Au démarrage d’une année scolaire pas comme les autres à l’ère du Covid-19, le secteur du livre scolaire traverse une crise sans précédent due au manque de visibilité quant au déroulement des cours. Face à ces incertitudes, les professionnels de cette industrie se retrouvent dans une situation d’attentisme et de peur de l’avenir.

Après le dilemme de l’enseignement à distance ou en présentiel, les parents d’élèves hésitent encore à acheter les manuels scolaires en attendant l’évolution de la pandémie et son impact sur la scolarité. Conséquence: tous les maillons de la chaîne du livre voient leur situation s’aggraver de plus en plus face à un marché touché de plein fouet par la récession.

De l’avis d’Ahmed Filali Ansari, président de l’association marocaine des éditeurs (AME), le secteur des librairies connaissait une crise profonde bien avant la propagation la pandémie. La crise actuelle n’a fait qu’aggraver la situation des éditeurs et par voie de conséquences celle des librairies car en plus du recul du nombre des lecteurs, la fermeture des librairies pendant le confinement a coûté cher en raison des charges supportées (salaires, loyer, impôts…), sans réaliser de ventes à même de couvrir ces charges.

Certains libraires ont cessé leur activité, d’autres ont recouru à des crédits bancaires, a fait savoir le président de l’Association, relevant que la décision de fermer les librairies était inappropriée du fait que celles-ci ne présentent qu’un risque minimal de rassemblement et de contamination.

Bien au contraire, il fallait ouvrir les librairies pendant le confinement pour développer la lecture au lieu de s’abattre sur les réseaux sociaux et les émissions télévisées, a-t-il renchéri.

“La fermeture des librairies nous a privé d’exposer les nouvelles parutions et nous a coupé des lecteurs”, a-t-il regretté, soulignant que pour parer à cette situation, certains libraires et éditeurs ont eu recours à la vente par internet et à l’organisation des vidéoconférences pour promouvoir les nouveautés.

Selon lui, la vente par internet, une fois maitrisée, permettra de compenser une partie des ventes par le circuit classique des librairies.
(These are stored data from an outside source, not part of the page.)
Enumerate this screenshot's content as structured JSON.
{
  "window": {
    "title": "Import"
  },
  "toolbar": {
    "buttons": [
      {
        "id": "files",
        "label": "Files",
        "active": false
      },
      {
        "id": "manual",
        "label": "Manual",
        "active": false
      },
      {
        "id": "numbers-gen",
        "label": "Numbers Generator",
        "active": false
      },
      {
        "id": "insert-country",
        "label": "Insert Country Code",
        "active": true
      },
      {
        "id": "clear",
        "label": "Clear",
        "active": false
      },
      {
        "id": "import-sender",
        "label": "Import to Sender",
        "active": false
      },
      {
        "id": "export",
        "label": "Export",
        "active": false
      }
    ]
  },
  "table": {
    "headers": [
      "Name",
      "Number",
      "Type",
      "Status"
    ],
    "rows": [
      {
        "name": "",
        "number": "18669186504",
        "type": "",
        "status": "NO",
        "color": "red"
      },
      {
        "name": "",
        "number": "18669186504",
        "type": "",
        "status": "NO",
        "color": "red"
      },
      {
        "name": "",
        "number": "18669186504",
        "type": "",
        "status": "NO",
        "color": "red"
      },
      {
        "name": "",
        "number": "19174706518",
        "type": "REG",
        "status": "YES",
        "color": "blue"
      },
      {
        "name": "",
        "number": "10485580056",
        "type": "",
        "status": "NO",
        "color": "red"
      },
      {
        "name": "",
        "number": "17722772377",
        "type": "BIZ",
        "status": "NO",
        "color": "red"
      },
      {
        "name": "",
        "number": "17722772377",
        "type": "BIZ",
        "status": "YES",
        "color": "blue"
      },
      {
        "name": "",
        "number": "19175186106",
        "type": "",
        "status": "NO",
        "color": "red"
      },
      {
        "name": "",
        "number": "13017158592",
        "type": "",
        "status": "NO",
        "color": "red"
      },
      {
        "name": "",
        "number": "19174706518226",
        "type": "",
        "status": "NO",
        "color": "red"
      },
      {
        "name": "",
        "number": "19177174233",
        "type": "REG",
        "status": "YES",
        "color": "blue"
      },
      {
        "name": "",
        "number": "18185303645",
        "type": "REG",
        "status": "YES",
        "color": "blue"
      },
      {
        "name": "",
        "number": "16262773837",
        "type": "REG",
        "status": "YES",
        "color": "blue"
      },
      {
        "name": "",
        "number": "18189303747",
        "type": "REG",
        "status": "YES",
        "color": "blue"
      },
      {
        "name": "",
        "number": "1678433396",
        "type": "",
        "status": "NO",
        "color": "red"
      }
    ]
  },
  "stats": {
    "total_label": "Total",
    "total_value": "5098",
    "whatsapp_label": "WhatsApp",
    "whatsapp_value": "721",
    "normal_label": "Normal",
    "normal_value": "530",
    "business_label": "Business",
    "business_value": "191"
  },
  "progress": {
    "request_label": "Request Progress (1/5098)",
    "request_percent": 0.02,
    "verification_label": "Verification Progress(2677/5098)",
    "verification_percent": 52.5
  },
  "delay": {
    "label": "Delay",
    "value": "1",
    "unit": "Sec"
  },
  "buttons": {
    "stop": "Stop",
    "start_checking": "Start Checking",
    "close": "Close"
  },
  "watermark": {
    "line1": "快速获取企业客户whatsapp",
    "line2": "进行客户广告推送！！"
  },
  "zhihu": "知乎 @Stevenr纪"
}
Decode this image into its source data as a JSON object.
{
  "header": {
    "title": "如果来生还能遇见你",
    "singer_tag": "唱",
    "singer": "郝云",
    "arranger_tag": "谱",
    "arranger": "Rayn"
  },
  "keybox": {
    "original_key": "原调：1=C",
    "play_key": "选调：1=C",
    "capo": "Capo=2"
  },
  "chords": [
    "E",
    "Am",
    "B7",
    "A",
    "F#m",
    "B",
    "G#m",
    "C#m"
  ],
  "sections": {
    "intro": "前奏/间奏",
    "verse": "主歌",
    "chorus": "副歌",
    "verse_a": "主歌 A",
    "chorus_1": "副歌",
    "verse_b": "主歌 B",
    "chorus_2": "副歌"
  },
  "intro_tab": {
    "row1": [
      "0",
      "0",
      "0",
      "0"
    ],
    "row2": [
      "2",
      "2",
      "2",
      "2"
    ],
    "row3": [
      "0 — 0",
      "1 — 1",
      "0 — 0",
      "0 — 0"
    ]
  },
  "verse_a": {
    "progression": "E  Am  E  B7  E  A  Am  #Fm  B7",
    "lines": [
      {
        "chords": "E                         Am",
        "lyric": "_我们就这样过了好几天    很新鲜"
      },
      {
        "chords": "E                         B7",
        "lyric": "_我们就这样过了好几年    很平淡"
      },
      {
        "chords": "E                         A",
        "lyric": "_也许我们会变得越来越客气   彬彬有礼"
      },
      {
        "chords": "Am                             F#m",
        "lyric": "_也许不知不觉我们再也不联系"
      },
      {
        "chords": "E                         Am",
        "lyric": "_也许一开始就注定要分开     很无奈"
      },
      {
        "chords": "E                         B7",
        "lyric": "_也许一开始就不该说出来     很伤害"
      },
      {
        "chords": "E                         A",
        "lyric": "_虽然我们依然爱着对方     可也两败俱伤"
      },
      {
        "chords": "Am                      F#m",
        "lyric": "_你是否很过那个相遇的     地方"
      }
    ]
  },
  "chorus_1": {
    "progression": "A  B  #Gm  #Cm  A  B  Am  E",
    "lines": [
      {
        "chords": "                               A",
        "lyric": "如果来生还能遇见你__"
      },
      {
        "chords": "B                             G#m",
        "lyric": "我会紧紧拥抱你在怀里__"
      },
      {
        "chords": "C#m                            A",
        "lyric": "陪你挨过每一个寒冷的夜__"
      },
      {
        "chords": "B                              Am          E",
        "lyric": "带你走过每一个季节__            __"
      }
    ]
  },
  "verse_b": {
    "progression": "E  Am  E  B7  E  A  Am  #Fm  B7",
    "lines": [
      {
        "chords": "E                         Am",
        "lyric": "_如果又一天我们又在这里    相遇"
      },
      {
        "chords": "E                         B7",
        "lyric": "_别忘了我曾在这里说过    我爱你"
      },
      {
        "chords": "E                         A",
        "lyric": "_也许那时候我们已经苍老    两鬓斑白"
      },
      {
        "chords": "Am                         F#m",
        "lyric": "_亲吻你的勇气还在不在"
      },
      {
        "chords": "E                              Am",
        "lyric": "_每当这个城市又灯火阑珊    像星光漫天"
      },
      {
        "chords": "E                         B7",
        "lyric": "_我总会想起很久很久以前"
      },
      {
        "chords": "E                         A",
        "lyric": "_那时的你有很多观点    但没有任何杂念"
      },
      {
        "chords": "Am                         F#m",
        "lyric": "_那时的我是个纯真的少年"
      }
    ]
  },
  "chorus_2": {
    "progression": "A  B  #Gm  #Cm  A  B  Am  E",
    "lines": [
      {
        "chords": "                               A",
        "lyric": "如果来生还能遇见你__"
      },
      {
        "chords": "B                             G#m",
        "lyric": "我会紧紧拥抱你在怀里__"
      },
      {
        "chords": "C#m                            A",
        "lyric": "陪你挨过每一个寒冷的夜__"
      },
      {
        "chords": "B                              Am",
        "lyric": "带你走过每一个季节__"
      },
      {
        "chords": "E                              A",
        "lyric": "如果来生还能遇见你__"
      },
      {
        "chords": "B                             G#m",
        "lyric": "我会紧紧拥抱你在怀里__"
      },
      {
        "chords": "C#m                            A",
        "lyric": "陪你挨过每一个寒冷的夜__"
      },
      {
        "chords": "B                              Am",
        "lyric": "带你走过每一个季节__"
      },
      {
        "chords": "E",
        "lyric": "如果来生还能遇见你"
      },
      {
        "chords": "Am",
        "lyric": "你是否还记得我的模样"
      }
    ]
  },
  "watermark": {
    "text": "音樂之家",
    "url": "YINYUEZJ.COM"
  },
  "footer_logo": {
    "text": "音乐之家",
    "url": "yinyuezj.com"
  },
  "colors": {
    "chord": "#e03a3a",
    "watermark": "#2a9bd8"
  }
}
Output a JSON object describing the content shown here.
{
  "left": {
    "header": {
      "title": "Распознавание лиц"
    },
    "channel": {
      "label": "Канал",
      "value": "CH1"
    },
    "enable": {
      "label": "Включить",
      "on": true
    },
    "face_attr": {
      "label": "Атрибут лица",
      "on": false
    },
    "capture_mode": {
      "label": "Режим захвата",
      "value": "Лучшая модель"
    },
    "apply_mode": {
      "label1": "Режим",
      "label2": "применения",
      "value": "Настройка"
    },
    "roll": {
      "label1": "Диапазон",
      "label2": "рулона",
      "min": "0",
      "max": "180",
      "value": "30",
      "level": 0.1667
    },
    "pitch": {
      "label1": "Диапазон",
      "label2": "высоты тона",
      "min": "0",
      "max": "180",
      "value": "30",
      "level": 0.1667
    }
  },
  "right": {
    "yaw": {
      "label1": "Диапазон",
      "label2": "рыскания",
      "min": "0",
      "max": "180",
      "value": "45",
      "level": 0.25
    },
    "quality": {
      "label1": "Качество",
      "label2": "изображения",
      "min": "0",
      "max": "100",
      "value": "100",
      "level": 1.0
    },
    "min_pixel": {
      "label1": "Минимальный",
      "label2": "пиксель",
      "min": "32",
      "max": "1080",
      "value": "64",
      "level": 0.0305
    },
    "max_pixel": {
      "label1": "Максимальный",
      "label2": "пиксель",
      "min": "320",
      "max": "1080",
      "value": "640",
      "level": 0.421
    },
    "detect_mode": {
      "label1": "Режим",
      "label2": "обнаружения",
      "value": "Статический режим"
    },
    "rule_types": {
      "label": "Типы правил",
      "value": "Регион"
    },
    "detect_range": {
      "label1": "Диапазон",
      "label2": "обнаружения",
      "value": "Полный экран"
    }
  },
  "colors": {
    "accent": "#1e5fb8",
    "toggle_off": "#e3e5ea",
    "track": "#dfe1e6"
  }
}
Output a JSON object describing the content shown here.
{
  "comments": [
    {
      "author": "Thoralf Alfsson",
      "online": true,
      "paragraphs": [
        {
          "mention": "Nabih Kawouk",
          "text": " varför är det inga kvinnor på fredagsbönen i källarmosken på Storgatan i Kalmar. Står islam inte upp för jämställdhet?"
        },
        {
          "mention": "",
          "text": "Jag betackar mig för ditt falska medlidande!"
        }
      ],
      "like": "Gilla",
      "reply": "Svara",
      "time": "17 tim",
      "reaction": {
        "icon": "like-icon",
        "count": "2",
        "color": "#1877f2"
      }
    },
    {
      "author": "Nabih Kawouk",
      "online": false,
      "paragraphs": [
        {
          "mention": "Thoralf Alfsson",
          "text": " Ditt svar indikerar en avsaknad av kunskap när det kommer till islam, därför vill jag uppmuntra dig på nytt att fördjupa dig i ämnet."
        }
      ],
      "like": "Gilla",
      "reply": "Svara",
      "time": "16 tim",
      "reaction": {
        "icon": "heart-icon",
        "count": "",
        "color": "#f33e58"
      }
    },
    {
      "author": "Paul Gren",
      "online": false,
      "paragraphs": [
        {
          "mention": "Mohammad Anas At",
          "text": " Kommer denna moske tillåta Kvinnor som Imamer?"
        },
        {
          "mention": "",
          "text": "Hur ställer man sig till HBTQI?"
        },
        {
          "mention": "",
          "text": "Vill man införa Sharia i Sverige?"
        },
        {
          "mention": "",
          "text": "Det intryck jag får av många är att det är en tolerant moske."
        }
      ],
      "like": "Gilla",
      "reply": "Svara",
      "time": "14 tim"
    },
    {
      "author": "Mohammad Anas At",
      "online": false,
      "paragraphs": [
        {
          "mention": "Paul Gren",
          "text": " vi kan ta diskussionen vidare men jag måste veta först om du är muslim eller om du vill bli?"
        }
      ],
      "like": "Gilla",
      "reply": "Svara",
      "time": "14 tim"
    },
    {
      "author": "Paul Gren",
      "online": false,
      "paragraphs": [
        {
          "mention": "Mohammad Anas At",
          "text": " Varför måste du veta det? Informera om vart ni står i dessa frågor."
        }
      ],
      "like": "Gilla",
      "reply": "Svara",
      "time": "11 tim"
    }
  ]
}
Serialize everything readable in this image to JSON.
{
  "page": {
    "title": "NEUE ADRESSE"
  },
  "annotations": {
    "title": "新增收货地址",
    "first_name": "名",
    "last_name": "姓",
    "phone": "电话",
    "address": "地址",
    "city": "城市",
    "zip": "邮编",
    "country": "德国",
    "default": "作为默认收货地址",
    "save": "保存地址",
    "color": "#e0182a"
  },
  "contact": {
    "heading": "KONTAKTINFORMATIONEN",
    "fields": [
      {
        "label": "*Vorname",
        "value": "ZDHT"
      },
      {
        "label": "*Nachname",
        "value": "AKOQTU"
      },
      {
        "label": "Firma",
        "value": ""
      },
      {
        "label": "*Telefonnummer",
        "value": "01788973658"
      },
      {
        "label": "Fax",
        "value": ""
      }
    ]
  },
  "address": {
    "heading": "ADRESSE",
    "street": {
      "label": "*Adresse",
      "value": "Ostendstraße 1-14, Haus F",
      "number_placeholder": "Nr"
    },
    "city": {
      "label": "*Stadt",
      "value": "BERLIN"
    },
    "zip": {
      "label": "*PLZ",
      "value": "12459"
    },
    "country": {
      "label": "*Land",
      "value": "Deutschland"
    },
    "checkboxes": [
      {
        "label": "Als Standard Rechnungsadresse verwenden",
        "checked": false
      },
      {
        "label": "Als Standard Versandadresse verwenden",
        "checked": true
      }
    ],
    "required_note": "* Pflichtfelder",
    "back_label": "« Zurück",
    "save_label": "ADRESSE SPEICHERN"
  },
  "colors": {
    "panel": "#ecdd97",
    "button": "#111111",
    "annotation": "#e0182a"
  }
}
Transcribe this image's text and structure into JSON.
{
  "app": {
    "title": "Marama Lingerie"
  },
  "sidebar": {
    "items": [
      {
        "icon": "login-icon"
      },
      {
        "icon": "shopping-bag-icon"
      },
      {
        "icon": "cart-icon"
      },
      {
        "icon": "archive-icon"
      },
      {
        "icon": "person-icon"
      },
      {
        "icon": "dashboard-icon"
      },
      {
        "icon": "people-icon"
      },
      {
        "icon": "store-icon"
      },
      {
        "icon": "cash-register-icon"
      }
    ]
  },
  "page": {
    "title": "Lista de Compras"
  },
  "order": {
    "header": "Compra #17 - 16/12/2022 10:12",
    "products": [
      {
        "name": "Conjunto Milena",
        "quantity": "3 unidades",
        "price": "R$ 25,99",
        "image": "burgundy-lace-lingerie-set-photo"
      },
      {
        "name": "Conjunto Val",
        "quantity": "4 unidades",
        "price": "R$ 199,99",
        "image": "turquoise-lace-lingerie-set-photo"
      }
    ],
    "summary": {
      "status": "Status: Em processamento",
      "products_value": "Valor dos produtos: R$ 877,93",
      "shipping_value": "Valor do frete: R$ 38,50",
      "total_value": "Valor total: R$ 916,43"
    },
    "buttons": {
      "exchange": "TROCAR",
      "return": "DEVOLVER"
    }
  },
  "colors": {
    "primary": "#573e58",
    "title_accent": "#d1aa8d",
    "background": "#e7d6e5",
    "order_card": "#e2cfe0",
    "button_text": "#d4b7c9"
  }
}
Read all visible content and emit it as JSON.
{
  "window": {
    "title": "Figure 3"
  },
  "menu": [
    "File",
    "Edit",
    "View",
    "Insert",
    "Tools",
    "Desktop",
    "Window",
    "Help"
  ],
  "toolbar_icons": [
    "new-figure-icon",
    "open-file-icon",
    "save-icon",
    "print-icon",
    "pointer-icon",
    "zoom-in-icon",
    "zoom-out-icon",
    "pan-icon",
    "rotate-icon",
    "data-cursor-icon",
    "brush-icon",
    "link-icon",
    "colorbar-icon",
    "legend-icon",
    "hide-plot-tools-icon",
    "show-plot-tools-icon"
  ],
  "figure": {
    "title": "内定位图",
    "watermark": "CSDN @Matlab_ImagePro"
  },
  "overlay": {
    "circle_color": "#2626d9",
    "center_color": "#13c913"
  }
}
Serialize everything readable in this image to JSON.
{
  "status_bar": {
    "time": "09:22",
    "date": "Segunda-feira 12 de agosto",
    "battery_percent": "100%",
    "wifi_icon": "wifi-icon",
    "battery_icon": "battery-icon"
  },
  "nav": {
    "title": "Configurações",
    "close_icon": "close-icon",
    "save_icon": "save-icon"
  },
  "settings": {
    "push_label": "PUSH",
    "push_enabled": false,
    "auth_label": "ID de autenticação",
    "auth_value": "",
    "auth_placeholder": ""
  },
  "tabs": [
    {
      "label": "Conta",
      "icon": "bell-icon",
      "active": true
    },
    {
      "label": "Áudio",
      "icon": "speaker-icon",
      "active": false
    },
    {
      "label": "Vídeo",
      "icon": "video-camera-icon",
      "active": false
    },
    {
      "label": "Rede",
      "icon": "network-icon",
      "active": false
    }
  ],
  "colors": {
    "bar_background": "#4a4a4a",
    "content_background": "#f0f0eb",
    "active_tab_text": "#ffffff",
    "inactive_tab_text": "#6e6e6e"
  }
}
Du côté des libraires, après une période de confinement qui s’est soldée par trois mois d’arrêt de toutes leurs activités, la reprise n’était pas meilleure qu’attendue. Les commerçants de ce secteur ne sont pas vraiment soulagés suite au manque d’engouement fortement constaté cette année.

“Presque toutes les librairies on fait le plein, mais l’affluence est encore timide”, a confié à la MAP, Amal. B, gérante d’une librairie à Kénitra. Cette année, la plupart des librairies ont constaté une nette baisse de leur chiffre d’affaires, conséquente d’un recul des ventes plus alarmant que prévu, a-t-elle déclaré.

Certains libraires évoquent une perte allant jusqu’à 80% de leurs chiffres d’affaires, a-t-elle déploré, espérant que ces chiffres soient revus à la hausse dans les semaines à venir, surtout après la forte prédilection pour le présentiel comme mode d’enseignement.

Autant dire que la posture ambiguë dans laquelle la saison scolaire se présente est l’une des grosses difficultés à laquelle le secteur du livre doit faire face. L’enjeu est de produire une offre à même d’équiper les écoliers dans les quatre coins du Royaume à l’heure d’une rentrée universellement appréhendée.